If you wanna drive here, be prepared for a long uphill winding haul, with very poor turning, single-track roads and no parking spots. It’s dodgy as hell! But, if y’ must – from the central roundabout in Todmorden, take the road diagonally across as if you’re going to the train station, and barely 50 yards up, take the right turn under the railways arches, bearing sharp left, then up the very steep zigzagging dangerous road for a mile or so. You’ll eventually reach Stones Lane on your left. Go down this, nearly to the end, slowly – and keep your eyes peeled until you see the big one! You can’t miss it! If you want walk up (a much safer, healthier and preferable route), take the Calderdale Way route up past Dobroyd Castle, and where you get to the top of the hill and the fields open up ahead of you, look down the slope into the field for one stone, and up past the shrubs to Centre Hill. You can’t miss them!
Archaeology & History
This is a quite extraordinary sight to those who visit here for the first time. Moreso because, until very recently, the place was excluded from all text-books and surveys. But if you like your megaliths, this place is well worth the trek up the hill. You’ll be amazed! The tallest and largest of these giant monoliths was recorded when a team from Ordnance Survey mapped the area in 1844, but gave no antiquated note to it. When another Ordnance Survey team re-surveyed the area again in 1911, they noted two other ‘stones’ three fields away to the northeast. More than a decade later, the industrialist historian Abraham Newall (1925) described them at some length in his fine work on the region.
The first thing generally noticed is the 12-foot tall standing stone near the bottom of the field (stone 1). Then you’ll see the curiously-worked thin standing stone, nearly as tall, on the hillock at the top of the same field (stone 2). This stone has been surmounted onto an old millstone and the hillock itself was once an old beacon hill.

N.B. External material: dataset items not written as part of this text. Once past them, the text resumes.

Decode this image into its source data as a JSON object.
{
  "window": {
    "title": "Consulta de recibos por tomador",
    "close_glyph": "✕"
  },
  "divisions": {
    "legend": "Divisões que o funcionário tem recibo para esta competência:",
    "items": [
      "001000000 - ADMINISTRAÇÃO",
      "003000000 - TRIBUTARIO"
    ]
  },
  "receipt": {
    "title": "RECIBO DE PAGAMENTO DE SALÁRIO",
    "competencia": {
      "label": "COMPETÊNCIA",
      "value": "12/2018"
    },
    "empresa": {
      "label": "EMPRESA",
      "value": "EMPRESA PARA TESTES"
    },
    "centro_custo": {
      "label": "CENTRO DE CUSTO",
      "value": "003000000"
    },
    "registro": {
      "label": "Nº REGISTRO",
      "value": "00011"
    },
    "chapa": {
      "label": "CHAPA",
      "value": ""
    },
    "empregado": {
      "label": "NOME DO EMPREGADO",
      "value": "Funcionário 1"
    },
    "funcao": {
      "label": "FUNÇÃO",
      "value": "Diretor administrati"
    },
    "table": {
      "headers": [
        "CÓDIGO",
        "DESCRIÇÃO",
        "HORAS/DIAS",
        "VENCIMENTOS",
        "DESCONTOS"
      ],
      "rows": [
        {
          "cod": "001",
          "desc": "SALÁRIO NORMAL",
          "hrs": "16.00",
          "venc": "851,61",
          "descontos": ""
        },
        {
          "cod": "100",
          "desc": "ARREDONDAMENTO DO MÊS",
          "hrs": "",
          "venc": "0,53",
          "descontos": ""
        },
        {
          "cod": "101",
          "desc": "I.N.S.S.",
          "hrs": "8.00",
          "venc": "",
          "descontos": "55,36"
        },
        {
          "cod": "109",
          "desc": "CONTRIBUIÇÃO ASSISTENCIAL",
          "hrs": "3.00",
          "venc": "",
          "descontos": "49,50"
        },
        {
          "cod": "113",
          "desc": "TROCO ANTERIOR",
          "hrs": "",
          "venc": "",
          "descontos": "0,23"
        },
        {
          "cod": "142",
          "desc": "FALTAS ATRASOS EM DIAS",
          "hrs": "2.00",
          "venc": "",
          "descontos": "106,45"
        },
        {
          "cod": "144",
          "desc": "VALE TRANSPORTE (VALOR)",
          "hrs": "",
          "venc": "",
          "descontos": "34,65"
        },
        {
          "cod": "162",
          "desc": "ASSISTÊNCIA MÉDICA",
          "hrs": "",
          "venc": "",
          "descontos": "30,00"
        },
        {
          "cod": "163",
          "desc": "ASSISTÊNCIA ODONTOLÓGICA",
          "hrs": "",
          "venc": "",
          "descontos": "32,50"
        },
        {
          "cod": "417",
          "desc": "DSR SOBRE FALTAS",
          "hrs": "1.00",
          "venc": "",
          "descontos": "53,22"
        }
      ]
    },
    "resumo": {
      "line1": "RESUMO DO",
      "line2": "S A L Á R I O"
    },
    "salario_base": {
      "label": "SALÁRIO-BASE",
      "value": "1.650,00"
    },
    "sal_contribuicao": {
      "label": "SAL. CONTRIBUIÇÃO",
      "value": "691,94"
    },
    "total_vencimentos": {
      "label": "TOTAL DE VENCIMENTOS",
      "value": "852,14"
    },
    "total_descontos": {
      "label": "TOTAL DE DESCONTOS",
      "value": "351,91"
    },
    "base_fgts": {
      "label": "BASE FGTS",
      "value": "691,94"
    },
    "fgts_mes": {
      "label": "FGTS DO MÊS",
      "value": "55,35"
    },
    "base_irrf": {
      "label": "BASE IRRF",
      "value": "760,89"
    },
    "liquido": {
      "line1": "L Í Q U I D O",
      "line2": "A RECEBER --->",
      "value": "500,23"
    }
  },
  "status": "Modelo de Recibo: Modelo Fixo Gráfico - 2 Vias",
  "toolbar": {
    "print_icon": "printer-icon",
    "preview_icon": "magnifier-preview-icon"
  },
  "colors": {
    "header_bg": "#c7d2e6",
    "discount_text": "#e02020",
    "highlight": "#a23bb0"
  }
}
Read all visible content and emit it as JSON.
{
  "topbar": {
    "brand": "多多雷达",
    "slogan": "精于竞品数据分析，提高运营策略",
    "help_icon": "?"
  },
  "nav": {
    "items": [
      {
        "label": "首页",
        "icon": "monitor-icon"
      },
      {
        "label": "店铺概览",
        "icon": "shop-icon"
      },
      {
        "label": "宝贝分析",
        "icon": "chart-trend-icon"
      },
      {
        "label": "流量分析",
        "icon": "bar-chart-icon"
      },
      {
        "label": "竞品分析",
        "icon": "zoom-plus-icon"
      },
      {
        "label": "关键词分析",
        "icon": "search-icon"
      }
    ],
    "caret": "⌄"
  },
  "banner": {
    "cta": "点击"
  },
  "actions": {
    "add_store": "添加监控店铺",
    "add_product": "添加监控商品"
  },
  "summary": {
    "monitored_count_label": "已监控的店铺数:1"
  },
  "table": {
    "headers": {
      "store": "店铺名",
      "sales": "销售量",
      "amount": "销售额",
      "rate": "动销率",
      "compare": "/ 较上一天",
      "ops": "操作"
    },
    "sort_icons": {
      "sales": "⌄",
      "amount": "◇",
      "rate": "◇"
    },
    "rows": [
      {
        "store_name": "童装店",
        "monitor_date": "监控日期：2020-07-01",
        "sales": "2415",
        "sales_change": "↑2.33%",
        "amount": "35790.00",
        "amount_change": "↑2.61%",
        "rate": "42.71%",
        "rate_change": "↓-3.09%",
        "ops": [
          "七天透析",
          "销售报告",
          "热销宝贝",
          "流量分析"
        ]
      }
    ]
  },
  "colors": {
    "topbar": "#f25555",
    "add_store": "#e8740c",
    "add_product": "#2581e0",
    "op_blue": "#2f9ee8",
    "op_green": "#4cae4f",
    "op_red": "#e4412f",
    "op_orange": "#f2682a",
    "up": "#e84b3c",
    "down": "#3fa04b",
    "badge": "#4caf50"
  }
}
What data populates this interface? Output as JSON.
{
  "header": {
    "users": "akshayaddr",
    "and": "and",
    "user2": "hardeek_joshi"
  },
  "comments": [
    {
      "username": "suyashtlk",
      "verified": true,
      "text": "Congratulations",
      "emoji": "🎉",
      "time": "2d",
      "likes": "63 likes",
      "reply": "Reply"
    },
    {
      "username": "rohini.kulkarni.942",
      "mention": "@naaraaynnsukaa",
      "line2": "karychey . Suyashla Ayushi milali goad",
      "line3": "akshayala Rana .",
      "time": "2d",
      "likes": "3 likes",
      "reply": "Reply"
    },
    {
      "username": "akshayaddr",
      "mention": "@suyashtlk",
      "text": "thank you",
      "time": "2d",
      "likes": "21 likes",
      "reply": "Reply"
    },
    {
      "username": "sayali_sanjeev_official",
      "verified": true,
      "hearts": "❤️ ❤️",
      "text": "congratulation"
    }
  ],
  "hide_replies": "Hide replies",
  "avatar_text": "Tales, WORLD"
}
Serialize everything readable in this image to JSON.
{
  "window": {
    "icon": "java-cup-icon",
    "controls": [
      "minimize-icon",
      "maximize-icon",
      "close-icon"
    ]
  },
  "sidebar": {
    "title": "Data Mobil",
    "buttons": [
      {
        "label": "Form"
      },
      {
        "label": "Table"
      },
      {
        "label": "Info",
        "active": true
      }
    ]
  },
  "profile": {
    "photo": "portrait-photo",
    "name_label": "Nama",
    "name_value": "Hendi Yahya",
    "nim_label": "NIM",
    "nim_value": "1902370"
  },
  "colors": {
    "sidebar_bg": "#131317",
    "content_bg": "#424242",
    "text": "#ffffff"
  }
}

Then on the other side of the road a few hundred yards along, another stone just over 4-feet tall can be seen (stone 3); and in the same field is another one laid down at the side of a well (stone 4). This stone used to stand just where the water appears. It’s seems probable that other standing stones may once have been in close attendance, but have been destroyed over time.
Stone 1 is hemmed in at the base by several stones, giving the impression that it was resurrected at some time in the recent past. Several local stories attest to this. Stone 2 was once further down in the same field but was moved to its present position in the 19th century and was, it is alleged, moved there to commemorate the Battle of Waterloo. Several local historians contest this. Stone 3 has nothing said of it; apart from by the local farmer who said it once had a companion (as illustrated on the early map, above). We were told that this companion (stone 4) was uprooted and a spring of water appeared where it stood, so they laid it down in the position it still occupies, just by the spring 10 yards into the field.
If you’re into megaliths and live in Yorkshire or Lancashire, check these beauties out! Just respect the local farmer – he’s not into ignorant tourists clambering over walls. (don’t say you’ve not been warned!)
- Bennett, Paul, The Old Stones of Elmet, Capall Bann: Milverton 2001.
- Newell, Abraham, A Hillside View of Industrial History, J. Bentley: Todmorden 1925.